- Added a “-large” option to ZQuest so you can preview the new, larger screen configuration (remember the larger ZQuest mockup a while back?)
- Flood is now undoable.
- Fill is now the default ctrl-click option instead of flood.
- Took out the brush size right-click menu options. Maybe when I get time to code them, I’ll put them back in.
- Added a new right-click menu option, “Edit Combo”. This lets you edit the combo the mouse is pointed at directly.
- Added a new right-click menu option, “Select Combo”. This makes the combo that the mouse is pointing at the current combo. Still need to work on this some more so that the combo list on the right centers the selected combo for you.
- Added a new combo type: bush. Same as slash->item, but this does the leaf animation you’ve come to know and love from the later Zelda games. This is a customizable sprite (bush leaves).
- Added a new combo type: flowers. Same as bush, but uses a different animation sprite (flower clippings). Inspired from the flowers in the Oracle games. Technically, it doesn’t have to be a bunch of flowers, you could make it another bush if you want, as it uses the exact animation sequence as the bush.
- Added a new combo type: tall grass. Same as bush, but uses a different animation sequence and sprite “grass clippings”. Also, has a tall grass sprite that shows and animates in front of Link when he walks on the tall grass combo (like in Zelda 3).
- Added a new combo type: shallow water. This makes the new “ripples” sprite show and animate when Link is walking on this combo type. Similar to the shallow water in Zelda 3.
- Almost finished the Hammer Smack code. The smack sprite displays now, it just needs to be positioned correctly.
- Almost done fixing the with the CSet fix problem so you can make it affect layers as well (instead of the base screen) and also make it affect all layers on the screen instead of just the current layer.
- You can now have 252 MIDIs instead of 32.
Added preliminary .MOD/.S3M/,XM/.IT support (for Octium, according to PM). At the moment, these tracker music files are not stored inside of the quest file. Instead, each DMap has a T. Music (tracker music) setting (filename of a tracker music file that is in the current ZC directory) that can be between 1 and 55 characters long. There are advantages and disadvantages of doing this:
Advantages:
- If the author wants to update a song, he or she can simply give out that one song; people don’t have to redownload the entire quest and every other song in it.
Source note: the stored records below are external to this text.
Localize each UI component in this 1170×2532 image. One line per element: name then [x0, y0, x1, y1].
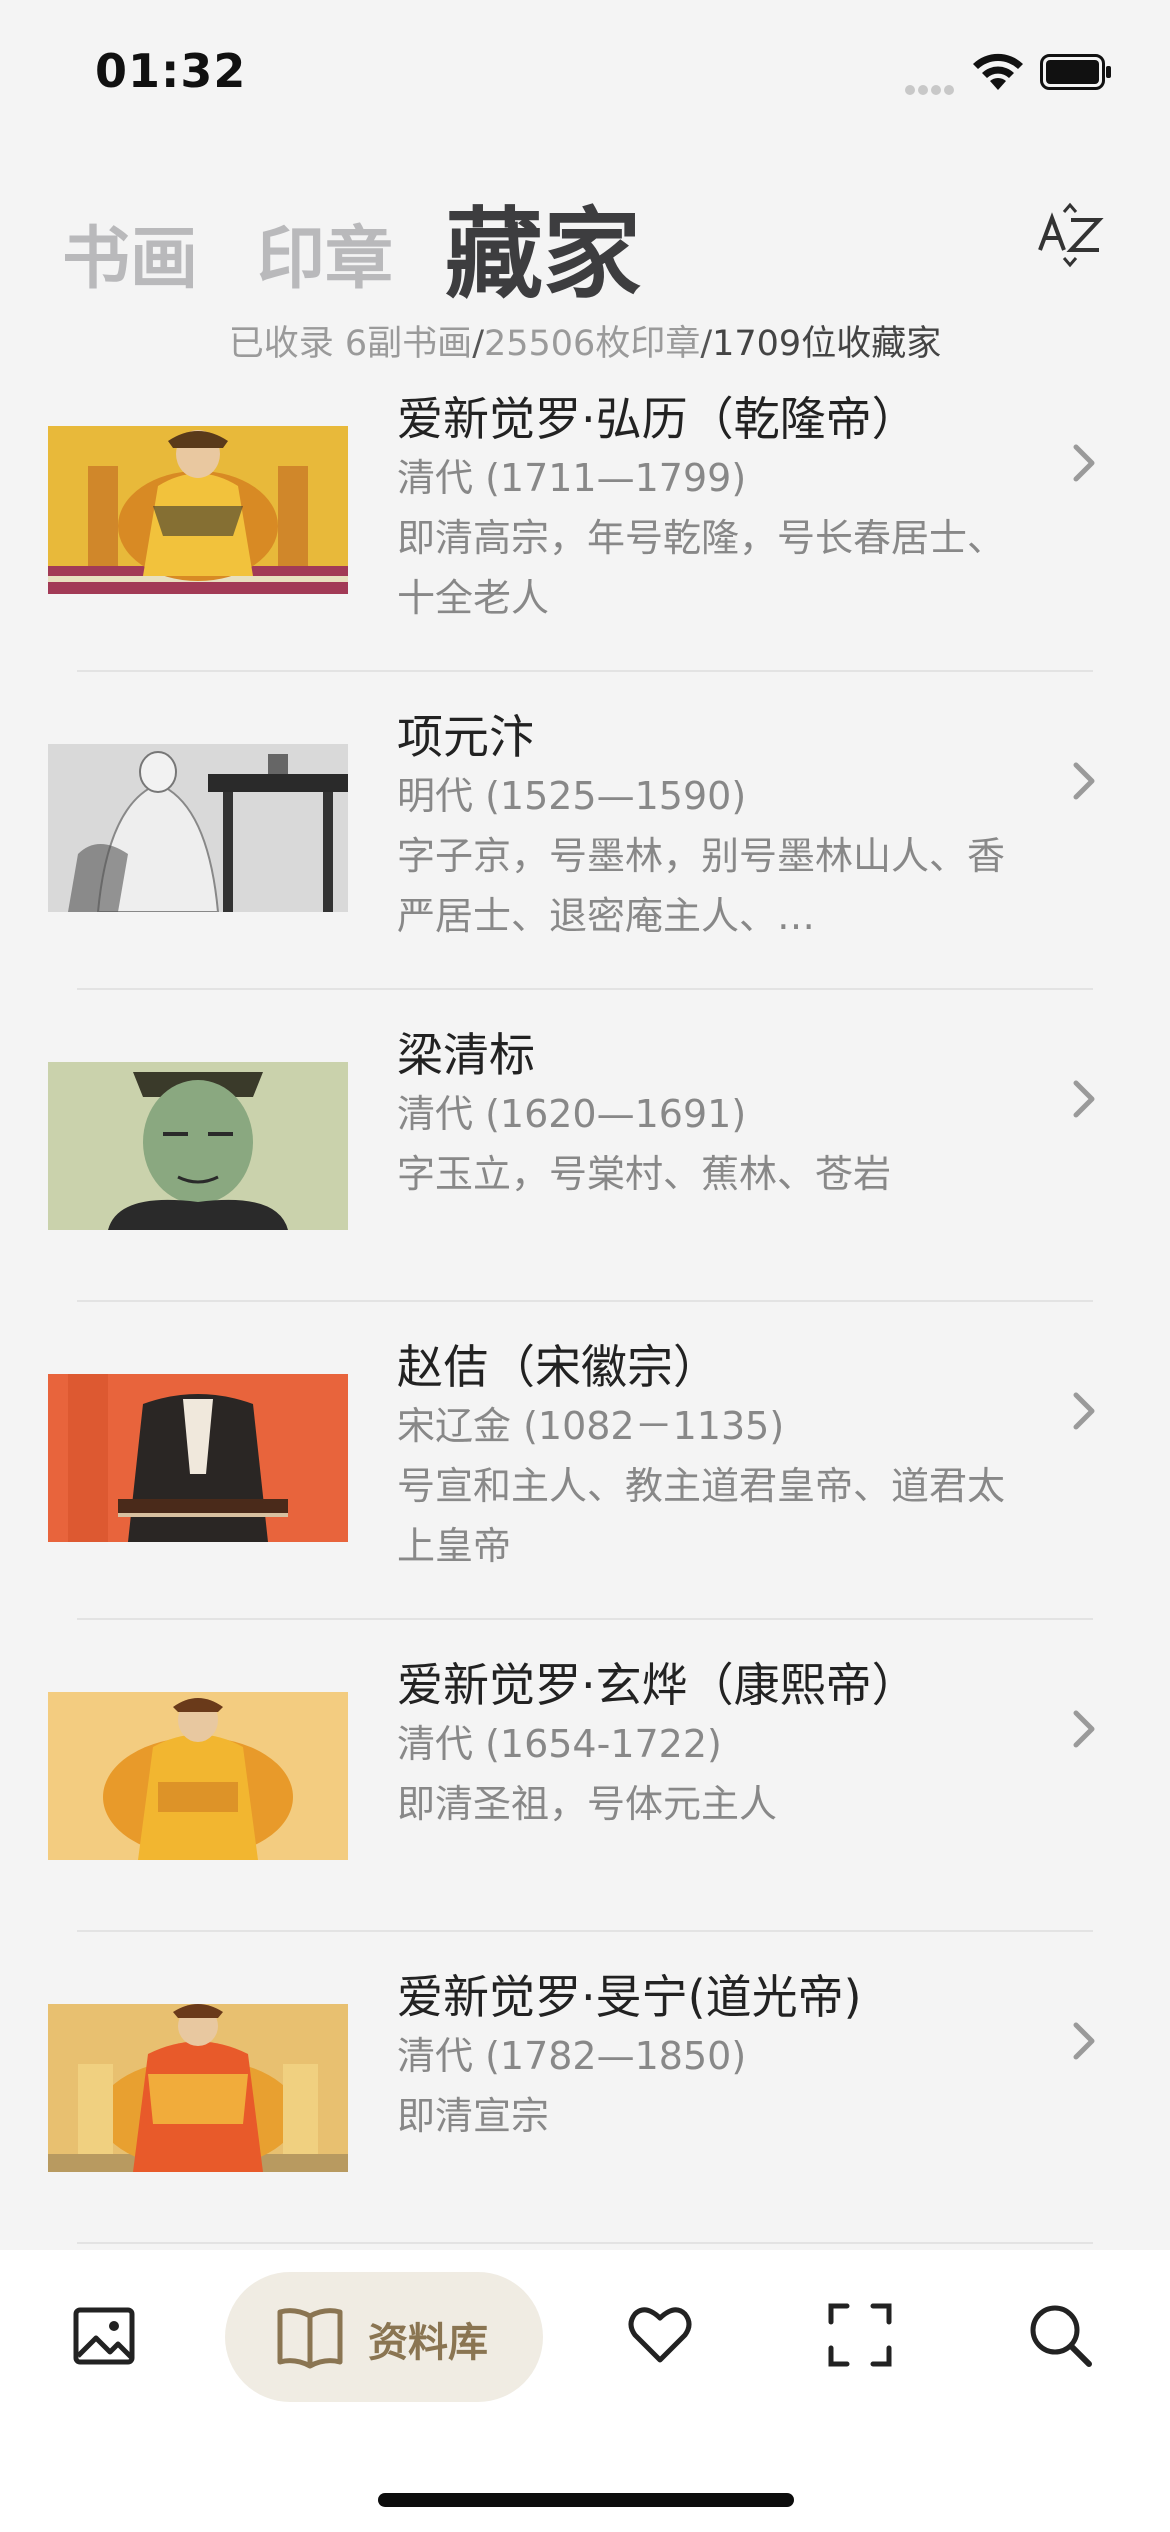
list-item[interactable]: 爱新觉罗·旻宁(道光帝) 清代 (1782—1850) 即清宣宗 — [0, 1968, 1170, 2250]
status-bar: 01:32 — [0, 0, 1170, 150]
divider — [77, 1930, 1093, 1932]
collector-portrait — [48, 1374, 348, 1542]
tab-collectors[interactable]: 藏家 — [445, 175, 641, 317]
gallery-icon[interactable] — [70, 2300, 142, 2372]
home-indicator — [378, 2493, 794, 2507]
list-item[interactable]: 赵佶（宋徽宗） 宋辽金 (1082－1135) 号宣和主人、教主道君皇帝、道君太… — [0, 1338, 1170, 1656]
collector-info: 赵佶（宋徽宗） 宋辽金 (1082－1135) 号宣和主人、教主道君皇帝、道君太… — [397, 1338, 1007, 1576]
tab-paintings[interactable]: 书画 — [62, 203, 198, 302]
collector-info: 爱新觉罗·玄烨（康熙帝） 清代 (1654-1722) 即清圣祖，号体元主人 — [397, 1656, 1007, 1834]
collector-info: 梁清标 清代 (1620—1691) 字玉立，号棠村、蕉林、苍岩 — [397, 1026, 1007, 1204]
chevron-right-icon — [1073, 444, 1095, 482]
list-item[interactable]: 爱新觉罗·弘历（乾隆帝） 清代 (1711—1799) 即清高宗，年号乾隆，号长… — [0, 390, 1170, 708]
collector-era: 清代 (1782—1850) — [397, 2034, 747, 2078]
collector-name: 爱新觉罗·玄烨（康熙帝） — [397, 1658, 918, 1712]
collector-desc: 即清圣祖，号体元主人 — [397, 1782, 778, 1826]
collector-desc: 即清宣宗 — [397, 2094, 550, 2138]
collector-info: 项元汴 明代 (1525—1590) 字子京，号墨林，别号墨林山人、香严居士、退… — [397, 708, 1007, 946]
collector-era: 明代 (1525—1590) — [397, 774, 747, 818]
collector-desc: 即清高宗，年号乾隆，号长春居士、十全老人 — [397, 516, 1006, 620]
collector-era: 宋辽金 (1082－1135) — [397, 1404, 785, 1448]
signal-icon — [905, 80, 957, 95]
collector-era: 清代 (1711—1799) — [397, 456, 747, 500]
battery-icon — [1040, 54, 1111, 90]
divider — [77, 988, 1093, 990]
tab-library[interactable]: 资料库 — [225, 2272, 543, 2402]
book-icon — [277, 2308, 343, 2369]
collector-info: 爱新觉罗·弘历（乾隆帝） 清代 (1711—1799) 即清高宗，年号乾隆，号长… — [397, 390, 1007, 628]
az-sort-icon[interactable] — [1035, 200, 1105, 270]
collector-desc: 字玉立，号棠村、蕉林、苍岩 — [397, 1152, 892, 1196]
bottom-tab-bar: 资料库 — [0, 2250, 1170, 2532]
divider — [77, 1300, 1093, 1302]
list-item[interactable]: 爱新觉罗·玄烨（康熙帝） 清代 (1654-1722) 即清圣祖，号体元主人 — [0, 1656, 1170, 1974]
tab-library-label: 资料库 — [368, 2320, 488, 2366]
chevron-right-icon — [1073, 762, 1095, 800]
divider — [77, 2242, 1093, 2244]
collector-name: 爱新觉罗·弘历（乾隆帝） — [397, 392, 918, 446]
collector-desc: 字子京，号墨林，别号墨林山人、香严居士、退密庵主人、… — [397, 834, 1006, 938]
divider — [77, 670, 1093, 672]
chevron-right-icon — [1073, 1080, 1095, 1118]
collector-portrait — [48, 426, 348, 594]
list-item[interactable]: 梁清标 清代 (1620—1691) 字玉立，号棠村、蕉林、苍岩 — [0, 1026, 1170, 1344]
stats-separator: / — [472, 324, 484, 364]
collector-name: 爱新觉罗·旻宁(道光帝) — [397, 1970, 862, 2024]
collector-list: 爱新觉罗·弘历（乾隆帝） 清代 (1711—1799) 即清高宗，年号乾隆，号长… — [0, 390, 1170, 2250]
stats-separator: / — [700, 324, 713, 364]
collector-portrait — [48, 1692, 348, 1860]
status-time: 01:32 — [95, 44, 247, 98]
collector-name: 梁清标 — [397, 1028, 535, 1082]
stats-paintings: 已收录 6副书画 — [228, 324, 473, 364]
stats-seals: 25506枚印章 — [483, 324, 701, 364]
collector-portrait — [48, 1062, 348, 1230]
collector-era: 清代 (1620—1691) — [397, 1092, 747, 1136]
collector-desc: 号宣和主人、教主道君皇帝、道君太上皇帝 — [397, 1464, 1006, 1568]
collection-stats: 已收录 6副书画/25506枚印章/1709位收藏家 — [0, 315, 1170, 366]
scan-icon[interactable] — [825, 2300, 895, 2370]
list-item[interactable]: 项元汴 明代 (1525—1590) 字子京，号墨林，别号墨林山人、香严居士、退… — [0, 708, 1170, 1026]
chevron-right-icon — [1073, 2022, 1095, 2060]
divider — [77, 1618, 1093, 1620]
collector-portrait — [48, 744, 348, 912]
chevron-right-icon — [1073, 1392, 1095, 1430]
stats-collectors: 1709位收藏家 — [712, 324, 942, 364]
heart-icon[interactable] — [625, 2300, 695, 2370]
collector-info: 爱新觉罗·旻宁(道光帝) 清代 (1782—1850) 即清宣宗 — [397, 1968, 1007, 2146]
collector-portrait — [48, 2004, 348, 2172]
search-icon[interactable] — [1025, 2300, 1095, 2370]
wifi-icon — [973, 53, 1023, 90]
collector-name: 项元汴 — [397, 710, 535, 764]
chevron-right-icon — [1073, 1710, 1095, 1748]
tab-seals[interactable]: 印章 — [257, 203, 393, 302]
collector-name: 赵佶（宋徽宗） — [397, 1340, 719, 1394]
collector-era: 清代 (1654-1722) — [397, 1722, 722, 1766]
- If someone doesn’t want to download the tracker music file (too slow internet connection, not enough HD space, computer not powerful enough to play them right), he or she doesn’t have to. ZC will, if it can’t find the tracker music file, play the MIDI file for the DMap instead.
Disadvantages:
- Others will have access to the tracker music, as the files would be in their native format.
- If 2 quests use the same filename for 2 different songs, one version of the tracker music file in question gets overwritten.
- This breaks the “one quest, one file” setup that has been in effect ever since ZC went public.
While I could probably make it where the tracker music was stored in the quest files, the easiest way to do it would be to extract them with temporary names while playing and delete them when done with that quest. This will fix the last 2 disadvantages, but leave the remaining one since the files are extracted so people could copy them to other locations to prevent them from being deleted after they quit the quest. Also, this would cancel out the 2 advantages. Granted, the quest designer could create 2 versions of the quest, one using MIDIs and one using tracker music, but the second advantage would still be gone.